# Volume

• April 10th 2008, 09:58 PM
SengNee
Volume
A right circular cone is inscribed in a sphere of radius $a$ with the vertex and the circumference of the base of the cone touching the surface of the sphere.
Show that the volume of the cone is given by $I=\frac{1}{3}\pi (2ah^2-h^3)$ where $h$ is the height of the cone.
Hence, find the height of the cone when its volume is maximum.
• April 10th 2008, 10:27 PM
earboth
Quote:

Originally Posted by SengNee
A right circular cone is inscribed in a sphere of radius $a$ with the vertex and the circumference of the base of the cone touching the surface of the sphere.
Show that the volume of the cone is given by $I=\frac{1}{3}\pi (2ah^2-h^3)$ where $h$ is the height of the cone.
Hence, find the height of the cone when its volume is maximum.

In a right triangle the product of the two hypotenuse segments equals the square of the height.

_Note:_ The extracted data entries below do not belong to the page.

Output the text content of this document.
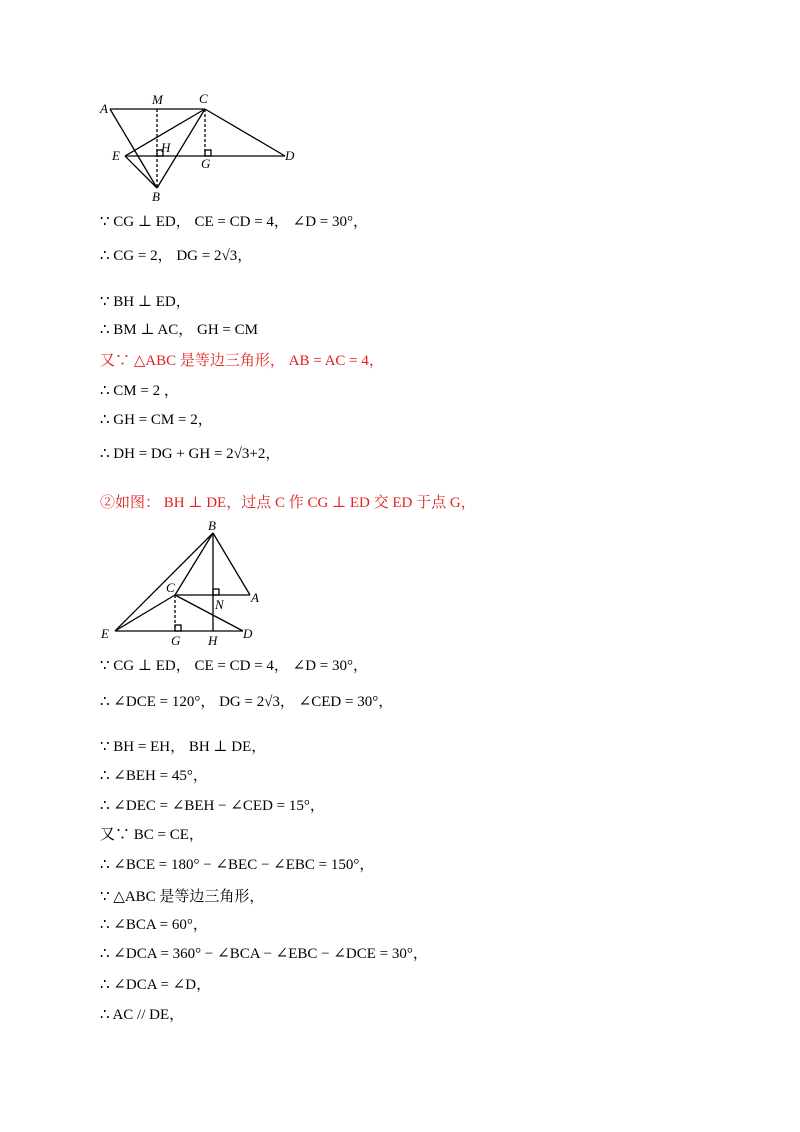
A
M	C
E
H
G
D
B
∵ CG ⊥ ED， CE = CD = 4， ∠D = 30°，
∴ CG = 2， DG = 2√3，
∵ BH ⊥ ED，
∴ BM ⊥ AC， GH = CM
又∵ △ABC 是等边三角形， AB = AC = 4，
∴ CM = 2 ，
∴ GH = CM = 2，
∴ DH = DG + GH = 2√3+2，
②如图： BH ⊥ DE，过点 C 作 CG ⊥ ED 交 ED 于点 G，
B
C
N A
E	G H D
∵ CG ⊥ ED， CE = CD = 4， ∠D = 30°，
∴ ∠DCE = 120°， DG = 2√3， ∠CED = 30°，
∵ BH = EH， BH ⊥ DE，
∴ ∠BEH = 45°，
∴ ∠DEC = ∠BEH − ∠CED = 15°，
又∵ BC = CE，
∴ ∠BCE = 180° − ∠BEC − ∠EBC = 150°，
∵ △ABC 是等边三角形，
∴ ∠BCA = 60°，
∴ ∠DCA = 360° − ∠BCA − ∠EBC − ∠DCE = 30°，
∴ ∠DCA = ∠D，
∴ AC // DE，
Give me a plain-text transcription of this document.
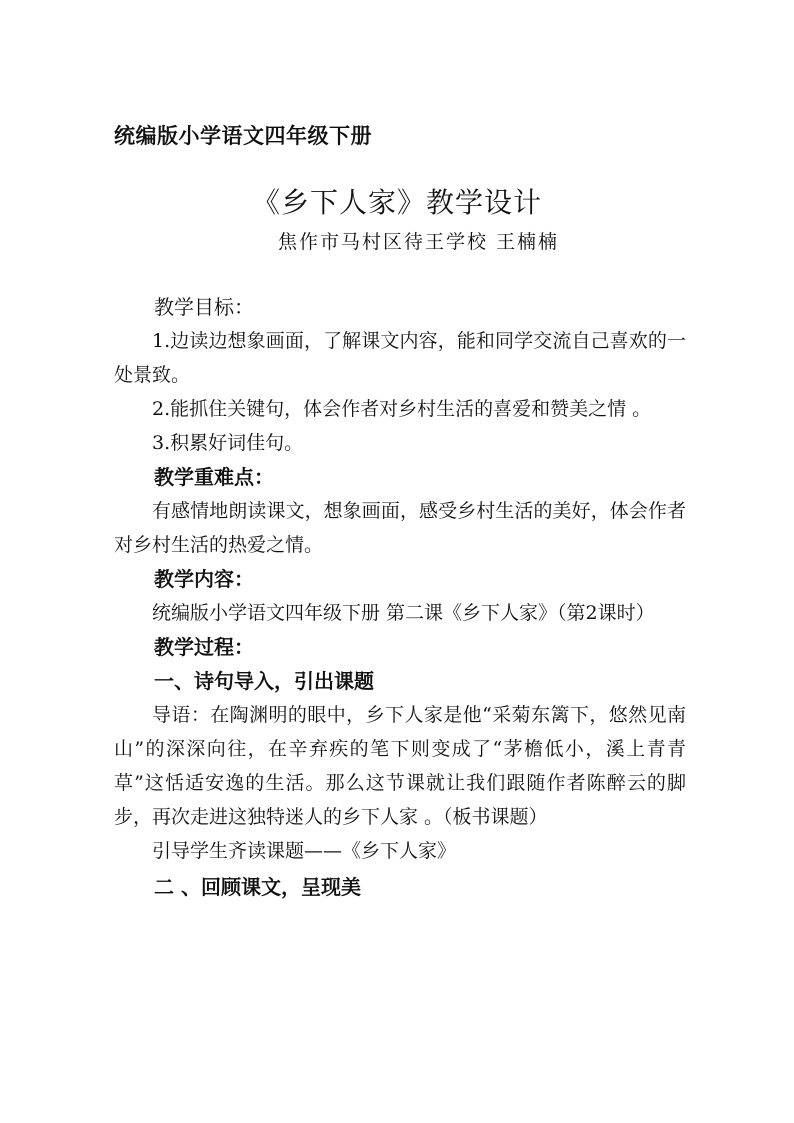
统编版小学语文四年级下册
《乡下人家》教学设计
焦作市马村区待王学校 王楠楠

教学目标：

1.边读边想象画面，了解课文内容，能和同学交流自己喜欢的一处景致。

2.能抓住关键句，体会作者对乡村生活的喜爱和赞美之情 。

3.积累好词佳句。

教学重难点：

有感情地朗读课文，想象画面，感受乡村生活的美好，体会作者对乡村生活的热爱之情。

教学内容：

统编版小学语文四年级下册 第二课《乡下人家》（第2课时）

教学过程：

一、诗句导入，引出课题

导语：在陶渊明的眼中，乡下人家是他“采菊东篱下，悠然见南山”的深深向往，在辛弃疾的笔下则变成了“茅檐低小，溪上青青草”这恬适安逸的生活。那么这节课就让我们跟随作者陈醉云的脚步，再次走进这独特迷人的乡下人家 。（板书课题）

引导学生齐读课题——《乡下人家》

二 、回顾课文，呈现美
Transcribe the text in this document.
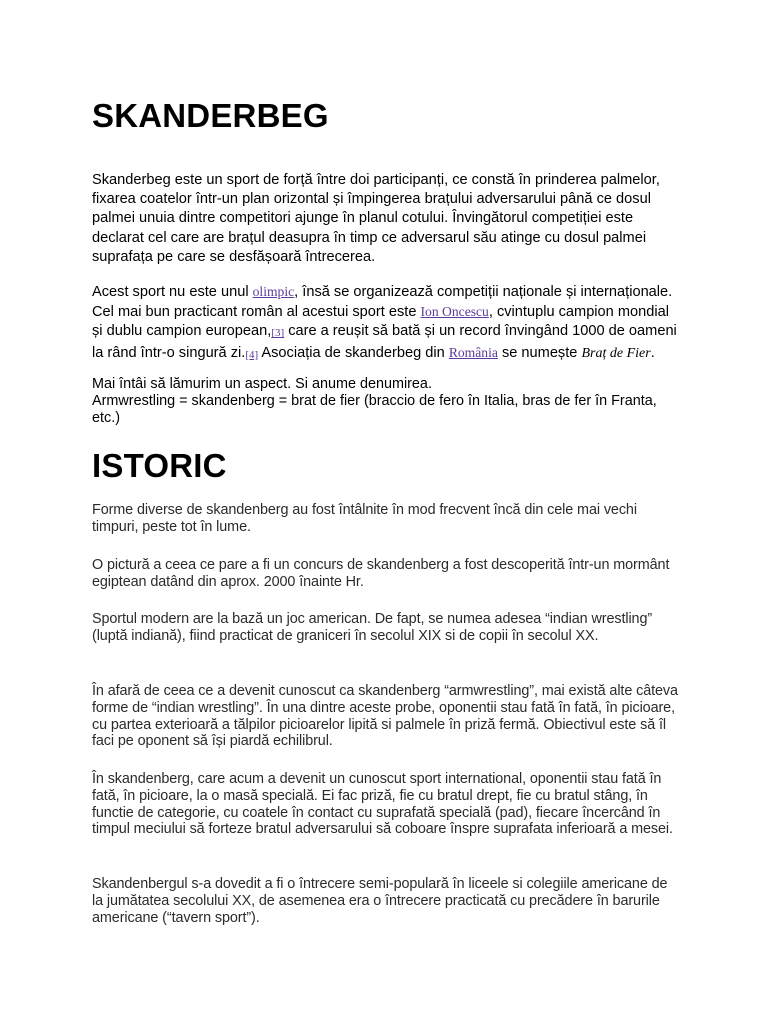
SKANDERBEG

Skanderbeg este un sport de forță între doi participanți, ce constă în prinderea palmelor, fixarea coatelor într-un plan orizontal și împingerea brațului adversarului până ce dosul palmei unuia dintre competitori ajunge în planul cotului. Învingătorul competiției este declarat cel care are brațul deasupra în timp ce adversarul său atinge cu dosul palmei suprafața pe care se desfășoară întrecerea.

Acest sport nu este unul olimpic, însă se organizează competiții naționale și internaționale. Cel mai bun practicant român al acestui sport este Ion Oncescu, cvintuplu campion mondial și dublu campion european,[3] care a reușit să bată și un record învingând 1000 de oameni la rând într-o singură zi.[4] Asociația de skanderbeg din România se numește Braț de Fier.

Mai întâi să lămurim un aspect. Si anume denumirea.
Armwrestling = skandenberg = brat de fier (braccio de fero în Italia, bras de fer în Franta, etc.)
ISTORIC

Forme diverse de skandenberg au fost întâlnite în mod frecvent încă din cele mai vechi timpuri, peste tot în lume.

O pictură a ceea ce pare a fi un concurs de skandenberg a fost descoperită într-un mormânt egiptean datând din aprox. 2000 înainte Hr.

Sportul modern are la bază un joc american. De fapt, se numea adesea “indian wrestling” (luptă indiană), fiind practicat de graniceri în secolul XIX si de copii în secolul XX.

În afară de ceea ce a devenit cunoscut ca skandenberg “armwrestling”, mai există alte câteva forme de “indian wrestling”. În una dintre aceste probe, oponentii stau fată în fată, în picioare, cu partea exterioară a tălpilor picioarelor lipită si palmele în priză fermă. Obiectivul este să îl faci pe oponent să își piardă echilibrul.

În skandenberg, care acum a devenit un cunoscut sport international, oponentii stau fată în fată, în picioare, la o masă specială. Ei fac priză, fie cu bratul drept, fie cu bratul stâng, în functie de categorie, cu coatele în contact cu suprafată specială (pad), fiecare încercând în timpul meciului să forteze bratul adversarului să coboare înspre suprafata inferioară a mesei.

Skandenbergul s-a dovedit a fi o întrecere semi-populară în liceele si colegiile americane de la jumătatea secolului XX, de asemenea era o întrecere practicată cu precădere în barurile americane (“tavern sport”).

Euclid's theorem (That's the name how this theorem is called in Germany - maybe you know this theorem under a different name)

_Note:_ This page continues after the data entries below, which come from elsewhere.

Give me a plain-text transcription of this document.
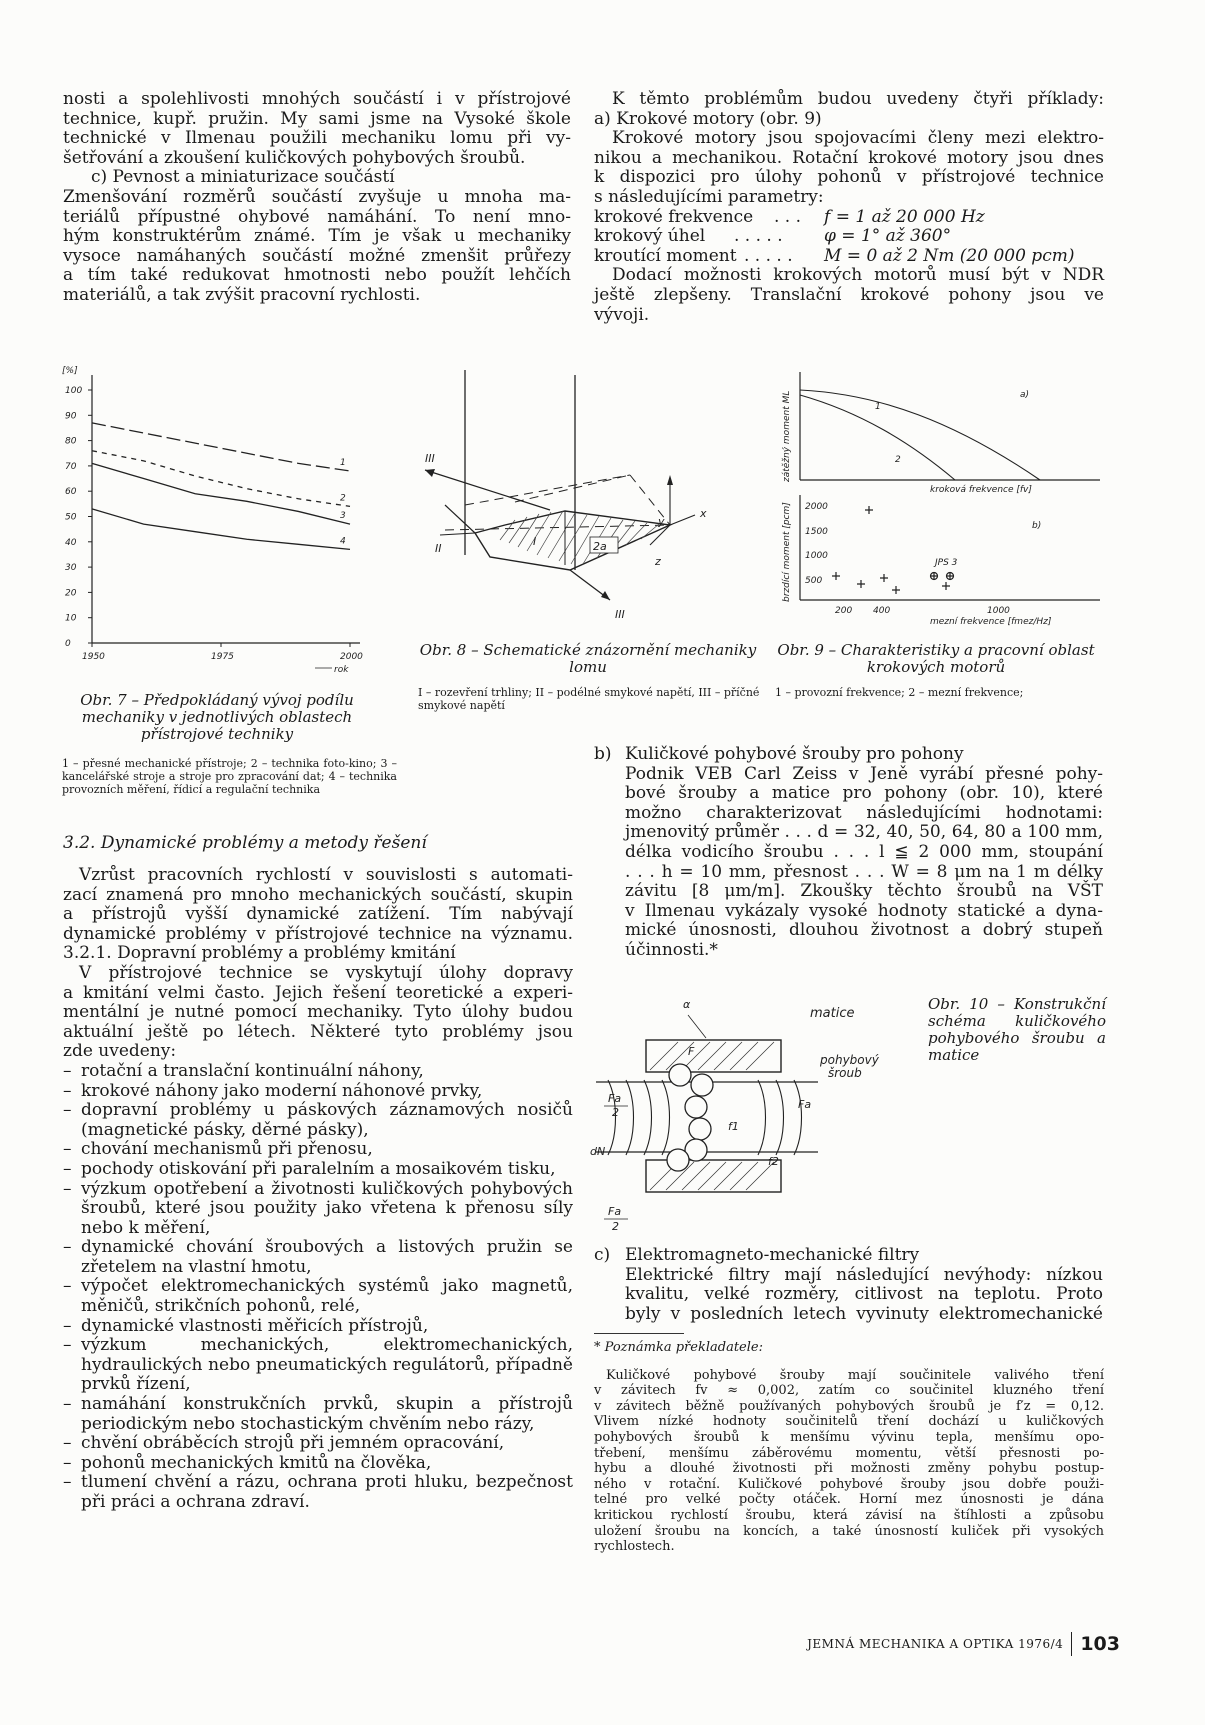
nosti a spolehlivosti mnohých součástí i v přístrojové
technice, kupř. pružin. My sami jsme na Vysoké škole
technické v Ilmenau použili mechaniku lomu při vy-
šetřování a zkoušení kuličkových pohybových šroubů.
c) Pevnost a miniaturizace součástí
Zmenšování rozměrů součástí zvyšuje u mnoha ma-
teriálů přípustné ohybové namáhání. To není mno-
hým konstruktérům známé. Tím je však u mechaniky
vysoce namáhaných součástí možné zmenšit průřezy
a tím také redukovat hmotnosti nebo použít lehčích
materiálů, a tak zvýšit pracovní rychlosti.
K těmto problémům budou uvedeny čtyři příklady:
a) Krokové motory (obr. 9)
Krokové motory jsou spojovacími členy mezi elektro-
nikou a mechanikou. Rotační krokové motory jsou dnes
k dispozici pro úlohy pohonů v přístrojové technice
s následujícími parametry:
krokové frekvence	. . .	f = 1 až 20 000 Hz
krokový úhel	. . . . .	φ = 1° až 360°
kroutící moment . . . . .	M = 0 až 2 Nm (20 000 pcm)
Dodací možnosti krokových motorů musí být v NDR
ještě zlepšeny. Translační krokové pohony jsou ve
vývoji.
[%]
100
90
80
70
60
50
40
30
20
10
0
1950	1975	2000
1
2
3
4
rok
Obr. 7 – Předpokládaný vývoj podílu mechaniky v jednotlivých oblastech přístrojové techniky
1 – přesné mechanické přístroje; 2 – technika foto-kino; 3 – kancelářské stroje a stroje pro zpracování dat; 4 – technika provozních měření, řídicí a regulační technika
III
II
I	2a
III
y
x
z
Obr. 8 – Schematické znázornění mechaniky lomu
I – rozevření trhliny; II – podélné smykové napětí, III – příčné smykové napětí
zátěžný moment ML	1
2
a)
kroková frekvence [fv]
brzdící moment [pcm] 2000
1500
1000
500
200 400	1000
mezní frekvence [fmez/Hz]
b)
JPS 3
Obr. 9 – Charakteristiky a pracovní oblast krokových motorů
1 – provozní frekvence; 2 – mezní frekvence;
3.2. Dynamické problémy a metody řešení
Vzrůst pracovních rychlostí v souvislosti s automati-
zací znamená pro mnoho mechanických součástí, skupin
a přístrojů vyšší dynamické zatížení. Tím nabývají
dynamické problémy v přístrojové technice na významu.
3.2.1. Dopravní problémy a problémy kmitání
V přístrojové technice se vyskytují úlohy dopravy
a kmitání velmi často. Jejich řešení teoretické a experi-
mentální je nutné pomocí mechaniky. Tyto úlohy budou
aktuální ještě po létech. Některé tyto problémy jsou
zde uvedeny:
– rotační a translační kontinuální náhony,
– krokové náhony jako moderní náhonové prvky,
– dopravní problémy u páskových záznamových nosičů (magnetické pásky, děrné pásky),
– chování mechanismů při přenosu,
– pochody otiskování při paralelním a mosaikovém tisku,
– výzkum opotřebení a životnosti kuličkových pohybových šroubů, které jsou použity jako vřetena k přenosu síly nebo k měření,
– dynamické chování šroubových a listových pružin se zřetelem na vlastní hmotu,
– výpočet elektromechanických systémů jako magnetů, měničů, strikčních pohonů, relé,
– dynamické vlastnosti měřicích přístrojů,
– výzkum mechanických, elektromechanických, hydraulických nebo pneumatických regulátorů, případně prvků řízení,
– namáhání konstrukčních prvků, skupin a přístrojů periodickým nebo stochastickým chvěním nebo rázy,
– chvění obráběcích strojů při jemném opracování,
– pohonů mechanických kmitů na člověka,
– tlumení chvění a rázu, ochrana proti hluku, bezpečnost při práci a ochrana zdraví.
b) Kuličkové pohybové šrouby pro pohony
Podnik VEB Carl Zeiss v Jeně vyrábí přesné pohy-
bové šrouby a matice pro pohony (obr. 10), které
možno charakterizovat následujícími hodnotami:
jmenovitý průměr . . . d = 32, 40, 50, 64, 80 a 100 mm,
délka vodicího šroubu . . . l ≦ 2 000 mm, stoupání
. . . h = 10 mm, přesnost . . . W = 8 μm na 1 m délky
závitu [8 μm/m]. Zkoušky těchto šroubů na VŠT
v Ilmenau vykázaly vysoké hodnoty statické a dyna-
mické únosnosti, dlouhou životnost a dobrý stupeň
účinnosti.*
α
F
matice
pohybový
šroub
Fa
2
Fa
dN
f1
f2
Fa
2
Obr. 10 – Konstrukční schéma kuličkového pohybového šroubu a matice
c) Elektromagneto-mechanické filtry
Elektrické filtry mají následující nevýhody: nízkou
kvalitu, velké rozměry, citlivost na teplotu. Proto
byly v posledních letech vyvinuty elektromechanické

* Poznámka překladatele:

Kuličkové pohybové šrouby mají součinitele valivého tření
v závitech fv ≈ 0,002, zatím co součinitel kluzného tření
v závitech běžně používaných pohybových šroubů je f′z = 0,12.
Vlivem nízké hodnoty součinitelů tření dochází u kuličkových
pohybových šroubů k menšímu vývinu tepla, menšímu opo-
třebení, menšímu záběrovému momentu, větší přesnosti po-
hybu a dlouhé životnosti při možnosti změny pohybu postup-
ného v rotační. Kuličkové pohybové šrouby jsou dobře použi-
telné pro velké počty otáček. Horní mez únosnosti je dána
kritickou rychlostí šroubu, která závisí na štíhlosti a způsobu
uložení šroubu na koncích, a také únosností kuliček při vysokých
rychlostech.
JEMNÁ MECHANIKA A OPTIKA 1976/4 103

In comparison with the two sketches you see:

q = h ..... of the cone
p = 2a - h ..... of the cone

The volume of a cone is:

$V=\frac13 \pi r^2 \cdot h$

Therefore you get:

$V=\frac13 \pi (h(2a-h)) \cdot h~\implies~V=\frac13 \pi\left(2ah^2 - h^3\right)$

To find the maximum volume calculate

$V'(h) = \frac13 \pi \left(2ah - 3h^2\right)$

$V'(h) = 0~\implies~h = 0~\vee~\boxed{h = \frac23 a}$